Pour ceci il a tous les avantages appréciés par la « communauté internationale » : il a été directeur adjoint du PNUD, le Programme des Nations Unies pour le développement, puis président pour l’Afrique et le Moyen-Orient de la compagnie française AREVA spécialisée dans la technologie nucléaire, il a aussi été collaborateur du fameux économiste US Jeffrey Sachs, père du concept de la « thérapie de choc » néolibérale dont les conséquences tout autres que positives sont toujours ressenties dans le monde entier, organisateur du premier forum de l’alternance au Burkina Faso en 2009 et cerveau de l’organisation de la « révolution noire » qui a immédiatement fait allégeance aux puissances occidentales. Pour ne pas parler de son expérience politique. Diabré a aussi été ministre du Commerce, de l’Industrie et des Mmines, puis ministre des Finances et du Plan et a même présidé le Conseil économique et social du Burkina Faso. Seule ombre au tableau, mais qui pourrait aussi tourner à son avantage, il a été le président d’honneur du Forum de l’amitié sino-burkinabè (FASIB) et s’était engagé à promouvoir les rapports économique avec la Chine continentale. Diabré attend-t-il son heure ? Pour le moment, il semble s’être effacé et ne fait pas obstacle au bon fonctionnement du gouvernement de transition.
 
Ainsi les civils et les militaires ont fini par se partager le pouvoir au Burkina Faso sous l’œil bienveillant de la « communauté internationale » et perplexe de la population qui commence à comprendre qu’elle a été dupée mais ne sait pas encore comment réagir. Pour la calmer, les nouvelles autorités se sont mises à manier le mythe Sankara, spoliant ainsi le symbole de l’authentique révolution burkinabè, de celle de 1983, la seule ayant eu un caractère social. Les autorités transitoires se sont empressées de faire des promesses en faveur de sa réhabilitation, pour l’éclaircissement des circonstances de son assassinat et pour l’érection d’un monument à sa gloire. Déjà la Place de la Nation à Ouagadougou a repris le nom de Place de la Révolution qu’elle portait à l’époque où Sankara dirigeait le pays. Le gouvernement intérimaire a aussi commencé à arrêter et à poursuivre des dignitaires du régime de Compaoré impliqués dans des affaires de corruption et ainsi affirmer sa détermination de vouloir nettoyer les résidus d’une époque révolue. Même le tout-puissant général Gilbert Diendéré, l’ancien chef du tout-puissant RSP et des services de renseignements de Compaoré, considéré comme le N° 2 de son régime,  qui a propulsé le lieutenant-colonel Zida au-devant de la scène politique, a été limogé le 27 novembre 2014.

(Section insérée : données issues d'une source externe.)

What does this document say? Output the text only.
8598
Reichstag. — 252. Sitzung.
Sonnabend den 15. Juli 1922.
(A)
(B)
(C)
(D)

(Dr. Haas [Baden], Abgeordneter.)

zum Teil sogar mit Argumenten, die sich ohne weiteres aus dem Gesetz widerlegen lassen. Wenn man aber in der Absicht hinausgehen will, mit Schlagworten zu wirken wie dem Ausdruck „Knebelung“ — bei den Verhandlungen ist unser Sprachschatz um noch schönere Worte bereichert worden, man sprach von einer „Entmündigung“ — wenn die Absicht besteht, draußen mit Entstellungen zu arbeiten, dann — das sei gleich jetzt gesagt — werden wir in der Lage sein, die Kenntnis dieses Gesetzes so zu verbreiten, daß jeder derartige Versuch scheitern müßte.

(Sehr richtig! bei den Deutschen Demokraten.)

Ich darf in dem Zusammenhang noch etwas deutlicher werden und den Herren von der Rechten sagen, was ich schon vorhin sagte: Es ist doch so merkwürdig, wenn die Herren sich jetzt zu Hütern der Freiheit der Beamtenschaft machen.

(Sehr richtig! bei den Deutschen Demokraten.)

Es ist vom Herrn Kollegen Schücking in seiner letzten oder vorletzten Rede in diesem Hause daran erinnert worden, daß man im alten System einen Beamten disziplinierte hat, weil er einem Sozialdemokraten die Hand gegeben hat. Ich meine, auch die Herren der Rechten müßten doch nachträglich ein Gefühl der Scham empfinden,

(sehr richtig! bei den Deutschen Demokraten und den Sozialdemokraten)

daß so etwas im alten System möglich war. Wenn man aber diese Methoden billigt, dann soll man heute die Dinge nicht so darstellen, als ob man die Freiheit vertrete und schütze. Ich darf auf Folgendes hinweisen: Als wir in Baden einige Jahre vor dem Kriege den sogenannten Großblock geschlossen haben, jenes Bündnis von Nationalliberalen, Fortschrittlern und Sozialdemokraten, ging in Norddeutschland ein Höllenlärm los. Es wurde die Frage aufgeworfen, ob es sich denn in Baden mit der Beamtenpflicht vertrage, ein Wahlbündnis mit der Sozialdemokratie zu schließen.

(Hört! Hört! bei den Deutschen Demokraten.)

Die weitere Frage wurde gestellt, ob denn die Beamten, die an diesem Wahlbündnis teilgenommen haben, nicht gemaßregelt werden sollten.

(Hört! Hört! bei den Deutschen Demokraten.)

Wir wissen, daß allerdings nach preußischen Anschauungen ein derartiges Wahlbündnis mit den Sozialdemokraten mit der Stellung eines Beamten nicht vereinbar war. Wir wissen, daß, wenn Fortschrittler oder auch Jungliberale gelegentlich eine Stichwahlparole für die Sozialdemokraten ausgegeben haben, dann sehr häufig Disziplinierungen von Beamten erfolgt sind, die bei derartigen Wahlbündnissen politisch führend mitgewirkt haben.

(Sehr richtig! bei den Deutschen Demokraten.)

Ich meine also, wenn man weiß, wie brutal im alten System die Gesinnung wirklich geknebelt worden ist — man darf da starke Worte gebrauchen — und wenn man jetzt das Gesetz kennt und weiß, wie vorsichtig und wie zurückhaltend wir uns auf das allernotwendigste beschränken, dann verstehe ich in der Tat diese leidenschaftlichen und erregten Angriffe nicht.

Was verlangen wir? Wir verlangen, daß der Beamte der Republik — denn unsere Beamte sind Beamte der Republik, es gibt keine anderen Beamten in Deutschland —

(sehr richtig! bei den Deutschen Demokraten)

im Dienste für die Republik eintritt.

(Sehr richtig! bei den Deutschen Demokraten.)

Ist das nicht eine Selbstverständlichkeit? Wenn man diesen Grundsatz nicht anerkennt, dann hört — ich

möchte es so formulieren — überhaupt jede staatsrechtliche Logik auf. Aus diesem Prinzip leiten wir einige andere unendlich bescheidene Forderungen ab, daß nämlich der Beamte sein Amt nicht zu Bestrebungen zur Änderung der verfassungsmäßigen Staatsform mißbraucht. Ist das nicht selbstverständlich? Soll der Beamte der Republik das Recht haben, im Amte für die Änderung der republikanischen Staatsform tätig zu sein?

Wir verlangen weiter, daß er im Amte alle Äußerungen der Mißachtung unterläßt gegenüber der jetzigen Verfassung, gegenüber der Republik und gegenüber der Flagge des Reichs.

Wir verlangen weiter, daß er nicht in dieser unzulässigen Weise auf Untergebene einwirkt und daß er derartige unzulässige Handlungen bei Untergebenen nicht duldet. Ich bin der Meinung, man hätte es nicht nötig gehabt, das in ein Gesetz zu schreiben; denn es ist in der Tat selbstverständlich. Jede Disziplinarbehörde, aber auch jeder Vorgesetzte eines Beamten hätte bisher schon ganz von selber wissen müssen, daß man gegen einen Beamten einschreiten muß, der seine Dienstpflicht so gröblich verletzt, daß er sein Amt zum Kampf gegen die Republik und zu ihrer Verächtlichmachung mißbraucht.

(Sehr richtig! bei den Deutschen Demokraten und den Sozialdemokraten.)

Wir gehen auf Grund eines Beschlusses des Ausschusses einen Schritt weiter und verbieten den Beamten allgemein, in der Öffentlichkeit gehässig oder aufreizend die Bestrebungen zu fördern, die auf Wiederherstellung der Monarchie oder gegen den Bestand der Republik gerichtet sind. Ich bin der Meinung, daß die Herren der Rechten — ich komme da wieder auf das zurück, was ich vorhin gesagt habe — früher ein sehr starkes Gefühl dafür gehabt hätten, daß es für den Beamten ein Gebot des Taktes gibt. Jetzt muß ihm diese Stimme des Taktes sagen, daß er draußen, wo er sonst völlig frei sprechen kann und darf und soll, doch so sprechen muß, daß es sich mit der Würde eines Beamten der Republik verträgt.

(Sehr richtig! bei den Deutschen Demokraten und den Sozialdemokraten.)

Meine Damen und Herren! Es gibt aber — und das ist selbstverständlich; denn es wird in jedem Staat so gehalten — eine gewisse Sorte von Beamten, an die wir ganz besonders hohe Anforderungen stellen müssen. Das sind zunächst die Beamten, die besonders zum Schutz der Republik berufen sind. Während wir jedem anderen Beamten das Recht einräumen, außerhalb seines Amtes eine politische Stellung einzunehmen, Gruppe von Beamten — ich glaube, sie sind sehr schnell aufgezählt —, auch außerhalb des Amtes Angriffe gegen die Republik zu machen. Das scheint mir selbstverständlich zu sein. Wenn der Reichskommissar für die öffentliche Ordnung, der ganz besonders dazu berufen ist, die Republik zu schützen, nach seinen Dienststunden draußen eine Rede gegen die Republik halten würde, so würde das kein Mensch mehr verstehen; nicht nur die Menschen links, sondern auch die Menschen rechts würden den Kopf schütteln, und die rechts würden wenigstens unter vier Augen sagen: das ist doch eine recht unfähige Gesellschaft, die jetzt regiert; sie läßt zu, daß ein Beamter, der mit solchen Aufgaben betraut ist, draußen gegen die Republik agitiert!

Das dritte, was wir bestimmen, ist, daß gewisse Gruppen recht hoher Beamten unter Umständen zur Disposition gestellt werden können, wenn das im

Le « Balai citoyen » rangé au placard de l’histoire

Mais pour ce nettoyage, le gouvernement intérimaire ne semble plus avoir besoin du « Balai citoyen ». Ainsi, ce dernier, après avoir rendu le service nécessaire pour balayer le régime de Compaoré, se voit rangé au  placard de l’histoire. Pour le moment, du moins. Un tournant peu glorieux pour une organisation qui agissait comme moteur de la « révolution ». Mais on aurait tort de la considérer comme facteur décisif pour son succès. Sans l’appui de l’armée elle aurait eu du mal à la faire aboutir. D’ailleurs, c’étaient bien ses chefs qui avaient invité les militaires à les rejoindre. « Confier le pouvoir à l’armée (…) a permis d’éviter de nombreux morts », expliquait Smokey, un des chefs du « Balai citoyen » immédiatement après la fuite de Compaoré.[117] C’était reconnaître que le « Balai » avait pratiquement frayé le chemin aux militaires pour s’emparer du pouvoir. Affaire délicate, voire gênante pour un mouvement de masse engagé dans la lutte pour la victoire de la démocratie dans le pays. Les mots : « Nous sommes inquiets, mais pas plus que ça »,[118] que le porte-parole du « Balai » Me Guy Hervé Kam avait prononcés en apprenant que le lieutenant-colonel Zida était devenu Premier ministre, pourraient être interprétés comme expression d’un certain embarras. Par contre le musicien Sams’K Le Jah ne semble pas avoir eu ce sentiment. Il affirmait tout bonnement que la nomination de Zida au poste de chef de gouvernement ne pose pas de problème en soi, car « Sankara a été militaire, pourtant il a travaillé pour ce pays. À l’inverse, des civils ont été pires que des militaires ».[119]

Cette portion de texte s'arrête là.